Search code examples
rregextidyrregex-look-ahead

separate_wider_regex with lookahead


I have a dataframe with sporting events (with no assumptions about the number of spaces or words) with an optional year, that can be formatted in a few different ways.

tibble::tibble(event_optional_year = c("World Championships", "Summer Olympics 12", "Olympics 2016", "Olympics 2020/221"))

How can I use tidyr::separate_wider_regex to split event_optional_year into two columns event and year? I want event in this case to be stripped of the optional year, and year equal to NA, 12, 2016 and 2020/2021, respectively.

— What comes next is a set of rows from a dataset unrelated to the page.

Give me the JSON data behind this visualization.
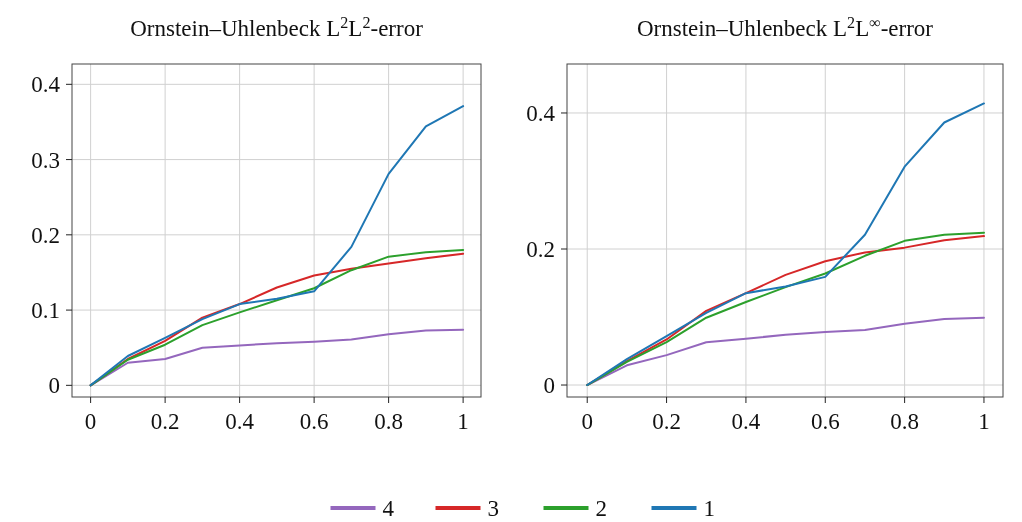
{
  "chart_data": [
    {
      "type": "line",
      "title": "Ornstein–Uhlenbeck L$^{2}$L$^{2}$-error",
      "x": [
        0,
        0.1,
        0.2,
        0.3,
        0.4,
        0.5,
        0.6,
        0.7,
        0.8,
        0.9,
        1
      ],
      "xlim": [
        -0.05,
        1.048
      ],
      "xticks": [
        0,
        0.2,
        0.4,
        0.6,
        0.8,
        1
      ],
      "ylim": [
        -0.0155,
        0.427
      ],
      "yticks": [
        0,
        0.1,
        0.2,
        0.3,
        0.4
      ],
      "grid": true,
      "legend": "bottom",
      "line_style": "solid",
      "series": [
        {
          "name": "4",
          "color": "#9467bd",
          "values": [
            0,
            0.03,
            0.035,
            0.05,
            0.053,
            0.056,
            0.058,
            0.061,
            0.068,
            0.073,
            0.074
          ]
        },
        {
          "name": "3",
          "color": "#d62728",
          "values": [
            0,
            0.035,
            0.059,
            0.09,
            0.108,
            0.13,
            0.146,
            0.155,
            0.162,
            0.169,
            0.175
          ]
        },
        {
          "name": "2",
          "color": "#2ca02c",
          "values": [
            0,
            0.034,
            0.054,
            0.08,
            0.097,
            0.113,
            0.129,
            0.153,
            0.171,
            0.177,
            0.18
          ]
        },
        {
          "name": "1",
          "color": "#1f77b4",
          "values": [
            0,
            0.039,
            0.063,
            0.088,
            0.108,
            0.115,
            0.125,
            0.184,
            0.281,
            0.344,
            0.371
          ]
        }
      ]
    },
    {
      "type": "line",
      "title": "Ornstein–Uhlenbeck L$^{2}$L$^{∞}$-error",
      "x": [
        0,
        0.1,
        0.2,
        0.3,
        0.4,
        0.5,
        0.6,
        0.7,
        0.8,
        0.9,
        1
      ],
      "xlim": [
        -0.051,
        1.048
      ],
      "xticks": [
        0,
        0.2,
        0.4,
        0.6,
        0.8,
        1
      ],
      "ylim": [
        -0.0176,
        0.472
      ],
      "yticks": [
        0,
        0.2,
        0.4
      ],
      "grid": true,
      "line_style": "solid",
      "series": [
        {
          "color": "#9467bd",
          "values": [
            0,
            0.029,
            0.044,
            0.063,
            0.068,
            0.074,
            0.078,
            0.081,
            0.09,
            0.097,
            0.099
          ]
        },
        {
          "color": "#d62728",
          "values": [
            0,
            0.035,
            0.067,
            0.109,
            0.135,
            0.162,
            0.182,
            0.195,
            0.202,
            0.213,
            0.219
          ]
        },
        {
          "color": "#2ca02c",
          "values": [
            0,
            0.034,
            0.063,
            0.099,
            0.122,
            0.144,
            0.164,
            0.19,
            0.212,
            0.221,
            0.224
          ]
        },
        {
          "color": "#1f77b4",
          "values": [
            0,
            0.038,
            0.072,
            0.106,
            0.135,
            0.145,
            0.159,
            0.221,
            0.321,
            0.386,
            0.414
          ]
        }
      ]
    }
  ]
}
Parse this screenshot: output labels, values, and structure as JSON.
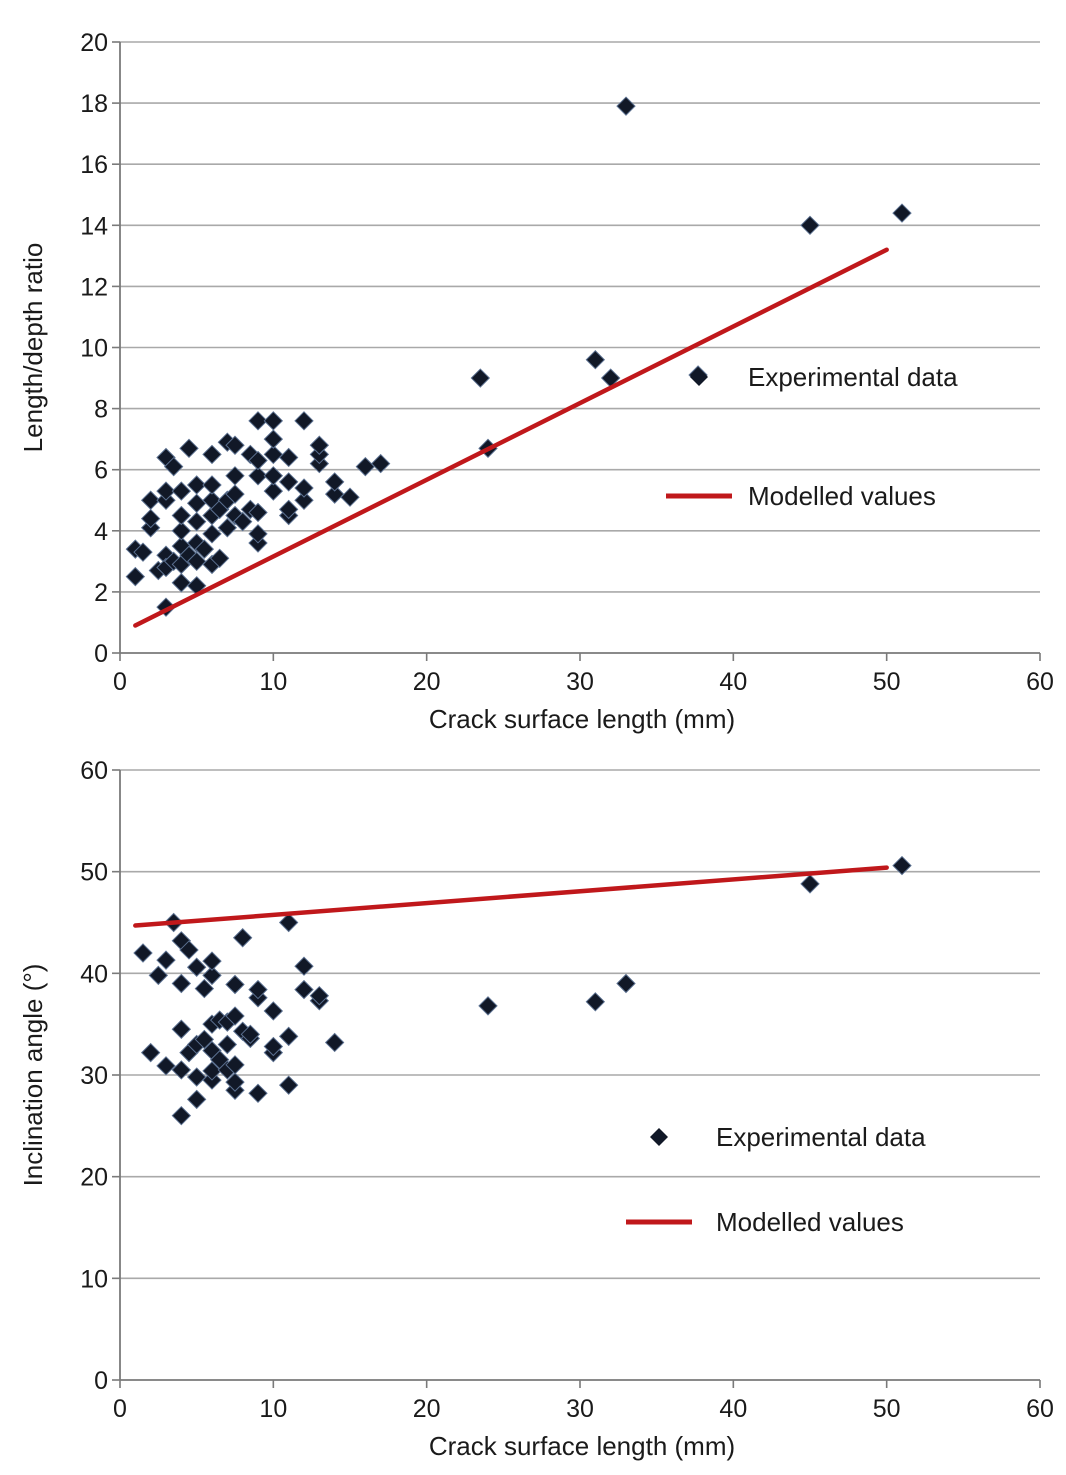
{
  "chart_data": [
    {
      "type": "scatter",
      "title": "",
      "xlabel": "Crack surface length (mm)",
      "ylabel": "Length/depth ratio",
      "xlim": [
        0,
        60
      ],
      "ylim": [
        0,
        20
      ],
      "xticks": [
        "0",
        "10",
        "20",
        "30",
        "40",
        "50",
        "60"
      ],
      "yticks": [
        "0",
        "2",
        "4",
        "6",
        "8",
        "10",
        "12",
        "14",
        "16",
        "18",
        "20"
      ],
      "grid": "horizontal",
      "legend_position": "right",
      "colors": {
        "points": "#111827",
        "line": "#c0181b"
      },
      "series": [
        {
          "name": "Experimental data",
          "kind": "scatter",
          "points": [
            [
              1,
              2.5
            ],
            [
              1,
              3.4
            ],
            [
              1.5,
              3.3
            ],
            [
              2,
              4.1
            ],
            [
              2,
              4.4
            ],
            [
              2,
              5.0
            ],
            [
              2.5,
              2.7
            ],
            [
              3,
              1.5
            ],
            [
              3,
              3.2
            ],
            [
              3,
              2.8
            ],
            [
              3,
              5.0
            ],
            [
              3,
              5.3
            ],
            [
              3,
              6.4
            ],
            [
              3.5,
              6.1
            ],
            [
              3.5,
              3.0
            ],
            [
              4,
              2.3
            ],
            [
              4,
              2.9
            ],
            [
              4,
              3.5
            ],
            [
              4,
              4.0
            ],
            [
              4,
              4.5
            ],
            [
              4,
              5.3
            ],
            [
              4.5,
              6.7
            ],
            [
              4.5,
              3.2
            ],
            [
              5,
              2.2
            ],
            [
              5,
              3.0
            ],
            [
              5,
              3.6
            ],
            [
              5,
              4.3
            ],
            [
              5,
              4.9
            ],
            [
              5,
              5.5
            ],
            [
              5.5,
              3.4
            ],
            [
              6,
              2.9
            ],
            [
              6,
              3.9
            ],
            [
              6,
              4.5
            ],
            [
              6,
              5.0
            ],
            [
              6,
              5.5
            ],
            [
              6,
              6.5
            ],
            [
              6.5,
              3.1
            ],
            [
              6.5,
              4.7
            ],
            [
              7,
              4.1
            ],
            [
              7,
              5.0
            ],
            [
              7,
              6.9
            ],
            [
              7.5,
              4.5
            ],
            [
              7.5,
              5.2
            ],
            [
              7.5,
              5.8
            ],
            [
              7.5,
              6.8
            ],
            [
              8,
              4.3
            ],
            [
              8.5,
              4.7
            ],
            [
              8.5,
              6.5
            ],
            [
              9,
              3.6
            ],
            [
              9,
              3.9
            ],
            [
              9,
              4.6
            ],
            [
              9,
              5.8
            ],
            [
              9,
              6.3
            ],
            [
              9,
              7.6
            ],
            [
              10,
              5.3
            ],
            [
              10,
              5.8
            ],
            [
              10,
              6.5
            ],
            [
              10,
              7.0
            ],
            [
              10,
              7.6
            ],
            [
              11,
              4.5
            ],
            [
              11,
              4.7
            ],
            [
              11,
              5.6
            ],
            [
              11,
              6.4
            ],
            [
              12,
              5.0
            ],
            [
              12,
              5.4
            ],
            [
              12,
              7.6
            ],
            [
              13,
              6.2
            ],
            [
              13,
              6.5
            ],
            [
              13,
              6.8
            ],
            [
              14,
              5.2
            ],
            [
              14,
              5.6
            ],
            [
              15,
              5.1
            ],
            [
              16,
              6.1
            ],
            [
              17,
              6.2
            ],
            [
              23.5,
              9.0
            ],
            [
              24,
              6.7
            ],
            [
              31,
              9.6
            ],
            [
              32,
              9.0
            ],
            [
              33,
              17.9
            ],
            [
              37.7,
              9.1
            ],
            [
              45,
              14.0
            ],
            [
              51,
              14.4
            ]
          ]
        },
        {
          "name": "Modelled values",
          "kind": "line",
          "points": [
            [
              1,
              0.9
            ],
            [
              50,
              13.2
            ]
          ]
        }
      ]
    },
    {
      "type": "scatter",
      "title": "",
      "xlabel": "Crack surface length (mm)",
      "ylabel": "Inclination angle (°)",
      "xlim": [
        0,
        60
      ],
      "ylim": [
        0,
        60
      ],
      "xticks": [
        "0",
        "10",
        "20",
        "30",
        "40",
        "50",
        "60"
      ],
      "yticks": [
        "0",
        "10",
        "20",
        "30",
        "40",
        "50",
        "60"
      ],
      "grid": "horizontal",
      "legend_position": "bottom-right",
      "colors": {
        "points": "#111827",
        "line": "#c0181b"
      },
      "series": [
        {
          "name": "Experimental data",
          "kind": "scatter",
          "points": [
            [
              1.5,
              42.0
            ],
            [
              2,
              32.2
            ],
            [
              2.5,
              39.8
            ],
            [
              3,
              30.9
            ],
            [
              3,
              41.3
            ],
            [
              3.5,
              45.0
            ],
            [
              4,
              26.0
            ],
            [
              4,
              30.5
            ],
            [
              4,
              34.5
            ],
            [
              4,
              39.0
            ],
            [
              4,
              43.2
            ],
            [
              4.5,
              42.3
            ],
            [
              4.5,
              32.2
            ],
            [
              5,
              27.6
            ],
            [
              5,
              29.8
            ],
            [
              5,
              33.0
            ],
            [
              5,
              40.6
            ],
            [
              5.5,
              33.5
            ],
            [
              5.5,
              38.5
            ],
            [
              6,
              29.5
            ],
            [
              6,
              30.4
            ],
            [
              6,
              32.4
            ],
            [
              6,
              35.0
            ],
            [
              6,
              39.8
            ],
            [
              6,
              41.2
            ],
            [
              6.5,
              31.5
            ],
            [
              6.5,
              35.4
            ],
            [
              7,
              30.5
            ],
            [
              7,
              33.0
            ],
            [
              7,
              35.2
            ],
            [
              7.5,
              28.5
            ],
            [
              7.5,
              29.3
            ],
            [
              7.5,
              31.0
            ],
            [
              7.5,
              35.8
            ],
            [
              7.5,
              38.9
            ],
            [
              8,
              34.3
            ],
            [
              8,
              43.5
            ],
            [
              8.5,
              33.6
            ],
            [
              8.5,
              34.0
            ],
            [
              9,
              28.2
            ],
            [
              9,
              37.6
            ],
            [
              9,
              38.4
            ],
            [
              10,
              32.2
            ],
            [
              10,
              32.8
            ],
            [
              10,
              36.3
            ],
            [
              11,
              29.0
            ],
            [
              11,
              33.8
            ],
            [
              11,
              45.0
            ],
            [
              12,
              38.4
            ],
            [
              12,
              40.7
            ],
            [
              13,
              37.3
            ],
            [
              13,
              37.8
            ],
            [
              14,
              33.2
            ],
            [
              24,
              36.8
            ],
            [
              31,
              37.2
            ],
            [
              33,
              39.0
            ],
            [
              45,
              48.8
            ],
            [
              51,
              50.6
            ]
          ]
        },
        {
          "name": "Modelled values",
          "kind": "line",
          "points": [
            [
              1,
              44.7
            ],
            [
              50,
              50.4
            ]
          ]
        }
      ]
    }
  ]
}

I tried fiddling with positive lookahead in the regex:

tibble::tibble(event_optional_year = c("Olympics", "Olympics 12", "Olympics 2016", "Olympics 2020/221")) |> 
    tidyr::separate_wider_regex(
      "event_optional_year",
      c(
        event = ".*(?=(?:\\d.*\\d$)?)",
        year = "\\d.*\\d$"
      ),
      too_few = "align_start"
    )

but this gives as result:

  event                 year 
  <chr>                 <chr>
1 "World Championships" NA   
2 "Summer Olympics "    12   
3 "Olympics 20"         16   
4 "Olympics 2020/2"     21 

Question: which regex does give me the desired result?


Solution

  • Unnamed patterns in separate_wider_regex() simplify this situation a bit. event = ".*" is greedy and matches everything before "\\s+(?=\\d)" -- any number of whitespace that is followed by a digit (assuming that year-part starts with a digit). This handles spaces in event but assumes there are none in year.

    library(dplyr)
    library(tidyr)
    tibble(event_optional_year = c("World Championships", 
                                   "Summer Olympics 12", 
                                   "Olympics 2016", 
                                   "Olympics 2020/221")) %>% 
      separate_wider_regex(event_optional_year, 
                           c(event = ".*", "\\s+(?=\\d)", year = ".*$") , 
                           too_few = "align_start")
    #> # A tibble: 4 × 2
    #>   event               year    
    #>   <chr>               <chr>   
    #> 1 World Championships <NA>    
    #> 2 Summer Olympics     12      
    #> 3 Olympics            2016    
    #> 4 Olympics            2020/221
    

    Created on 2023-06-25 with reprex v2.0.2